In 2nd : The final answer will still get 'i'. As we know, sin^2(Z) = 1 - Cos^2(Z) . Then multiplying both sides by minus sign then.. -sin^2(Z) = Cos^2(Z) -1 . Then, at right hand side of our equation after (+ - ) we will get √-sin^2(Z) which is equal to √-1 or 'i' x sin(z).

@Ironmonk036 3 жыл бұрын

Yo BlackPen/ You know that Formula Board in the background? Where can I order one of those boards?

@blackpenredpen 3 жыл бұрын

Yes. It’s in my Teespring shop. Link in description. Thanks.
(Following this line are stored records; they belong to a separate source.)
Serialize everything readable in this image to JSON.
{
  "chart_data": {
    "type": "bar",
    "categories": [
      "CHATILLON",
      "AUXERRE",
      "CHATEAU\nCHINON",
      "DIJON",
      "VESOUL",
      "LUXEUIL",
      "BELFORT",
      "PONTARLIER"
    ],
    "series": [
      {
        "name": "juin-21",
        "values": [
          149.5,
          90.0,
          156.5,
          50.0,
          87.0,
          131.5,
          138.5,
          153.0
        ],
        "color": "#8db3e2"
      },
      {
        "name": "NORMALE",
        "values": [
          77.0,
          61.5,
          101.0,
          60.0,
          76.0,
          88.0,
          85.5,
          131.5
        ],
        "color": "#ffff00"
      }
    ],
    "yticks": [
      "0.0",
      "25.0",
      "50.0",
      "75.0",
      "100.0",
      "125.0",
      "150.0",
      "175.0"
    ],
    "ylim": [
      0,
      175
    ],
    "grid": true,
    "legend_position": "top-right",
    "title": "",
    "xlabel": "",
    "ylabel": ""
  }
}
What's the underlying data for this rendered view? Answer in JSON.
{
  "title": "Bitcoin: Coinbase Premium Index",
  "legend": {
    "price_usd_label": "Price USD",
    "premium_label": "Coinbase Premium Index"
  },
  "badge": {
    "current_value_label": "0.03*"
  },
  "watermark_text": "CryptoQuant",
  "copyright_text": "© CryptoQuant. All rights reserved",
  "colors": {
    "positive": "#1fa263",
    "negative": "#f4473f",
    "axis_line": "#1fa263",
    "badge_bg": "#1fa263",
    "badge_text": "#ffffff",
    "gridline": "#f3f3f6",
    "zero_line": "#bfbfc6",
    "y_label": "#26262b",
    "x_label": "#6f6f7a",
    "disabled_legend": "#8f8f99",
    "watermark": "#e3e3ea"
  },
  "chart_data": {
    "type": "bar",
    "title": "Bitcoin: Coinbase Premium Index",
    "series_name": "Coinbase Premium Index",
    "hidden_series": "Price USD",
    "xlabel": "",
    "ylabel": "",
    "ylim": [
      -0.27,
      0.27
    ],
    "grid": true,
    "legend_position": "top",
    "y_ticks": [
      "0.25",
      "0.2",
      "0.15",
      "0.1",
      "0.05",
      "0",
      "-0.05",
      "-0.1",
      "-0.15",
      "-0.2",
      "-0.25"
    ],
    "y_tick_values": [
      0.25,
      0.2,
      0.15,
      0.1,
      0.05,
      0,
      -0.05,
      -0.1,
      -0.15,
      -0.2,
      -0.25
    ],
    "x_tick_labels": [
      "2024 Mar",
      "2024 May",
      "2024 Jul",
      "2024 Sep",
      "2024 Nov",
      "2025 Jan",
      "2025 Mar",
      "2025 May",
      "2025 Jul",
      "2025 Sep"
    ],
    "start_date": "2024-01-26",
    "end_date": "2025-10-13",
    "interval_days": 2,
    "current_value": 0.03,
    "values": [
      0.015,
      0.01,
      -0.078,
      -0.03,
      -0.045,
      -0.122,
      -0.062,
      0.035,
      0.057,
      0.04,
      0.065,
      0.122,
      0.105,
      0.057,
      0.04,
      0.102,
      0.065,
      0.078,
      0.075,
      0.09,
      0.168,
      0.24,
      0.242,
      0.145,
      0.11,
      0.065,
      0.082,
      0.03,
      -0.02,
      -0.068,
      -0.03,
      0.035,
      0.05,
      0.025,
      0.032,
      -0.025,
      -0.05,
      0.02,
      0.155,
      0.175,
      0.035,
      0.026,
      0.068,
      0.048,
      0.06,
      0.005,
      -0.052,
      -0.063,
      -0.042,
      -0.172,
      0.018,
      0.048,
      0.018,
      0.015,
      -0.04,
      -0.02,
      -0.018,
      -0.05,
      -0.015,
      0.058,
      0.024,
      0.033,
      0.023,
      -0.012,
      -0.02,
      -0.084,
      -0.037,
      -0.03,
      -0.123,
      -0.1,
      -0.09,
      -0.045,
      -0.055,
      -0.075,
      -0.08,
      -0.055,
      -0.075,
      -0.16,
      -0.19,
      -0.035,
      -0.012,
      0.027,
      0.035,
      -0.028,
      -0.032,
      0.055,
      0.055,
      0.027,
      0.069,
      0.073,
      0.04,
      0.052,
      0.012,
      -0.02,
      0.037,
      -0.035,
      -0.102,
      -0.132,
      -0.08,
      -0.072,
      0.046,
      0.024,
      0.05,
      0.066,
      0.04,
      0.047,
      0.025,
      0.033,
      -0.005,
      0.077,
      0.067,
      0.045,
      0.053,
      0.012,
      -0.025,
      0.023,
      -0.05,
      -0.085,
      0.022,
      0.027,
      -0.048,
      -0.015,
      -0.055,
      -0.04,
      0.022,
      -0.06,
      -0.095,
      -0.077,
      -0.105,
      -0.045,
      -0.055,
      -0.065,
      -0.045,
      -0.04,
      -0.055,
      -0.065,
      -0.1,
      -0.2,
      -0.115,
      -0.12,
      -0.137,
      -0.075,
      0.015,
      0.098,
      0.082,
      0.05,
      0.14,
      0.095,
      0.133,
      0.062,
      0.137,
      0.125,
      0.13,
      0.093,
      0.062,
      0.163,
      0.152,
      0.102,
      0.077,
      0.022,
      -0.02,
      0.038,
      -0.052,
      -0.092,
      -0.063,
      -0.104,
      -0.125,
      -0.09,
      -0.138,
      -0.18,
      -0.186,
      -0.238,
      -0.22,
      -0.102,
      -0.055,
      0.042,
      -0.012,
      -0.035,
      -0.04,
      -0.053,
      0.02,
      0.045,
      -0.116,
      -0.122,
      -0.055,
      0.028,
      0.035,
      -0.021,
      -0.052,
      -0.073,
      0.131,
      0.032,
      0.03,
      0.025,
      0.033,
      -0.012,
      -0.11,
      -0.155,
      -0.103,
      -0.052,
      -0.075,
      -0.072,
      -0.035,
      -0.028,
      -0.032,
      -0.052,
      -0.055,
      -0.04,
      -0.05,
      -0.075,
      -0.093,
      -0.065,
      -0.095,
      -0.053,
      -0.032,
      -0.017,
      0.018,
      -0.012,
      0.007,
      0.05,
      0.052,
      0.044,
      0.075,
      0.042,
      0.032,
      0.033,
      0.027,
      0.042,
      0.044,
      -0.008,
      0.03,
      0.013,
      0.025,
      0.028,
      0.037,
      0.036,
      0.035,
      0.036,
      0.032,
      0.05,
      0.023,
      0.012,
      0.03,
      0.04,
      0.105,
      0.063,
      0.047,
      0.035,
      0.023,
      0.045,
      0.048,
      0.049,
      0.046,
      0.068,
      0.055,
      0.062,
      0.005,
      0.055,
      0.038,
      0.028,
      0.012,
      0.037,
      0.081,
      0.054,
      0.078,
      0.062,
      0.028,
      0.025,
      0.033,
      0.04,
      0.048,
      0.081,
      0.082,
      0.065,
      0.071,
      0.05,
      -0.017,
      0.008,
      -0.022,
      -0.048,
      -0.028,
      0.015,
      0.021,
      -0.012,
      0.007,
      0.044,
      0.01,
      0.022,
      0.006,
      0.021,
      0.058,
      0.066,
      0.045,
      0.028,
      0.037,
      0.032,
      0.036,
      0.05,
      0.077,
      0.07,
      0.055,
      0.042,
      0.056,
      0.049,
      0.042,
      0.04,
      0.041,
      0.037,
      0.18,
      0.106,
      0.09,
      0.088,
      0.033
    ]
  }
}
@JaydentheMathGuy 3 жыл бұрын

I really thought he was gonna say something like 1 + 1 = 2 and 2 = 1 + 1 at the beginning. i = sqrt -1 and sqrt -1 = i

@blackpenredpen 3 жыл бұрын

Hahaha thanks I know the reference

@AbdulAhad-gc7hc 3 жыл бұрын

For the second approach where he did e^iz =.... MINUS e^i(-z)=..., what gave him the reason to take the difference of the two? Like hw would u no that u start off by doing that?

@peggyfranzen6159 2 жыл бұрын

More about the Taylor series.Thank you.

@rainbowbloom575 3 жыл бұрын

2021: Who am i? 2051: what is i

@zush1 3 жыл бұрын

Isnt there an i on the right anyway as cos^2 is smaller than 1 almost always?

@jamesmclaughlinprimitivele4587 5 ай бұрын

So much clearer now lol

@Maou3 3 жыл бұрын

sqrt(cos²z - 1) is i × sinz So its just like taking ln at the start then moving over the 1/z

@liab-qc5sk 3 жыл бұрын

Real number be like: Nothing beats me but that thing X^2 +1 =0 Is scaring

@KnufWons 3 жыл бұрын

The equation i=(1/z)ln(cos(z) +- sqrt(cos^2(z) -1)) is mathematically identical to Euler’s equation, because cos^2 -1 is equal to -sin^2. A more direct way of deriving that equation would be to take the natural log of cosz + isinz and divide it by z. To get rid of the i on the left, simply square isinz under a square root et voila, sqrt(-sin^2(z)), which in turn is equal to sqrt(cos^2(z) -1).